Established weighted $L^p$-$L^q$ estimates for the transform.

Derived necessary conditions using Laguerre functions and Bessel zeros.

Extended Euclidean Pitt's inequality to the Heisenberg group setting.

Abstract

In this article, we establish an analogue of Pitt's inequality for the Strichartz Fourier transform on the Heisenberg group $\mathbb{H}^n$. By exploiting the scalar-valued formulation of the transform and the framework of decreasing rearrangements, we derive weighted $L^p$-$L^q$ estimates of Pitt type. In particular, we obtain sufficient conditions for the validity of such inequalities via weighted Hardy inequalities and Calder\'{o}n's interpolation method, and we also prove necessary conditions in the case of radial weights, using structural properties of Laguerre functions and zeros of Bessel function.

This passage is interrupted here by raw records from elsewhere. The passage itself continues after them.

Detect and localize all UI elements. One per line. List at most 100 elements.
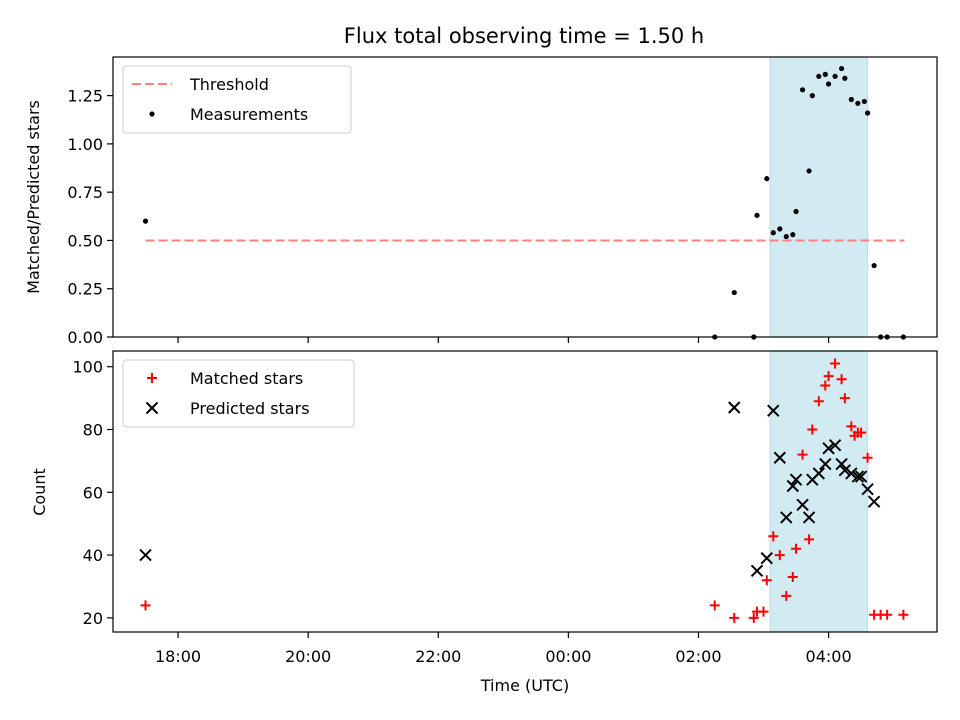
data-point xyxy=(838,464,852,477)
legend-box xyxy=(122,359,355,428)
top-panel: 0.00 0.25 0.50 0.75 1.00 1.25 Matched/Predict… xyxy=(24,56,938,347)
data-point xyxy=(758,606,769,617)
data-point xyxy=(816,73,822,79)
data-point xyxy=(809,93,815,99)
top-axes-frame xyxy=(112,56,938,338)
x-tick-label: 18:00 xyxy=(155,647,201,666)
data-point xyxy=(797,449,808,460)
data-point xyxy=(846,421,857,432)
legend-box xyxy=(122,65,352,134)
data-point xyxy=(823,371,834,382)
y-tick-label: 0.00 xyxy=(67,328,103,347)
bottom-observing-window-shade xyxy=(769,350,869,633)
data-point xyxy=(802,511,816,524)
y-tick-label: 40 xyxy=(83,546,103,565)
y-tick-label: 0.50 xyxy=(67,231,103,250)
data-point xyxy=(773,451,786,464)
x-tick-label: 04:00 xyxy=(806,647,852,666)
data-point xyxy=(856,427,867,438)
data-point xyxy=(142,218,149,224)
data-point xyxy=(828,438,842,452)
data-point xyxy=(842,75,848,81)
data-point xyxy=(780,511,793,524)
y-tick-label: 0.25 xyxy=(67,280,103,299)
data-point xyxy=(783,233,789,240)
data-point xyxy=(760,552,773,565)
data-point xyxy=(836,374,847,385)
legend-label: Matched stars xyxy=(190,369,303,388)
x-tick-label: 22:00 xyxy=(415,647,461,666)
data-point xyxy=(861,482,874,496)
data-point xyxy=(731,289,737,296)
data-point xyxy=(848,96,854,103)
data-point xyxy=(839,393,850,404)
data-point xyxy=(768,531,779,542)
data-point xyxy=(796,498,809,512)
matched-stars-series xyxy=(140,358,909,623)
data-point xyxy=(822,71,828,77)
data-point xyxy=(764,176,770,182)
data-point xyxy=(139,548,152,562)
data-point xyxy=(867,495,881,508)
y-tick-label: 1.00 xyxy=(67,135,103,154)
data-point xyxy=(882,609,893,620)
legend-marker-swatch xyxy=(149,111,155,117)
data-point xyxy=(813,396,824,407)
data-point xyxy=(777,226,783,232)
data-point xyxy=(825,81,832,87)
data-point xyxy=(854,470,868,483)
data-point xyxy=(728,401,741,414)
data-point xyxy=(835,457,848,471)
y-tick-label: 0.75 xyxy=(67,183,103,202)
data-point xyxy=(793,208,799,215)
data-point xyxy=(748,612,759,623)
legend-label: Threshold xyxy=(189,75,269,94)
data-point xyxy=(830,358,841,369)
top-y-axis-label: Matched/Predicted stars xyxy=(24,100,43,294)
data-point xyxy=(862,452,873,463)
data-point xyxy=(789,473,803,486)
chart-title: Flux total observing time = 1.50 h xyxy=(344,24,704,48)
data-point xyxy=(770,230,776,236)
y-tick-label: 20 xyxy=(83,609,103,628)
data-point xyxy=(871,262,877,269)
predicted-stars-series xyxy=(139,401,881,577)
x-tick-label: 20:00 xyxy=(285,647,331,666)
top-x-ticks xyxy=(177,337,830,343)
top-legend: Threshold Measurements xyxy=(122,65,352,134)
data-point xyxy=(709,600,720,611)
bottom-y-axis: 20 40 60 80 100 xyxy=(72,358,113,628)
legend-label: Measurements xyxy=(190,105,308,124)
top-observing-window-shade xyxy=(769,56,869,338)
data-point xyxy=(865,110,871,116)
data-point xyxy=(729,612,740,623)
data-point xyxy=(820,380,831,391)
data-point xyxy=(781,590,792,601)
data-point xyxy=(851,470,865,483)
data-point xyxy=(819,457,832,471)
data-point xyxy=(140,600,151,611)
x-tick-label: 02:00 xyxy=(675,647,721,666)
legend-label: Predicted stars xyxy=(190,399,310,418)
data-point xyxy=(774,550,785,561)
bottom-legend: Matched stars Predicted stars xyxy=(122,359,355,428)
x-axis-label: Time (UTC) xyxy=(480,676,569,695)
top-y-axis: 0.00 0.25 0.50 0.75 1.00 1.25 xyxy=(67,87,113,347)
data-point xyxy=(861,98,867,105)
data-point xyxy=(790,232,796,238)
y-tick-label: 60 xyxy=(83,483,103,502)
data-point xyxy=(822,442,835,455)
bottom-y-axis-label: Count xyxy=(30,468,49,516)
data-point xyxy=(787,572,798,583)
y-tick-label: 1.25 xyxy=(67,87,103,106)
data-point xyxy=(761,575,772,586)
data-point xyxy=(799,87,806,93)
data-point xyxy=(750,564,764,577)
legend-marker-swatch xyxy=(147,373,157,383)
data-point xyxy=(812,467,826,480)
data-point xyxy=(754,212,760,218)
data-point xyxy=(807,424,818,435)
legend-marker-swatch xyxy=(145,401,159,415)
bottom-panel: 20 40 60 80 100 18:00 20:00 22:00 00:00 02:00 04:… xyxy=(30,350,938,695)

As an application, we deduce an uncertainty principle of Heisenberg-Pauli-Weyl type in this setting and establish a Paley inequality for the Strichartz Fourier transform. We also derive Pitt's inequality using Hardy's inequality for the case $p=q=2$. These results extend the classical Euclidean theory of Pitt's inequality to the non-commutative, nilpotent setting of $\mathbb{H}^n$ for the sub-Laplacian and conformal Laplacian. Here we highlight the role of Laguerre functions in harmonic analysis on the Heisenberg group.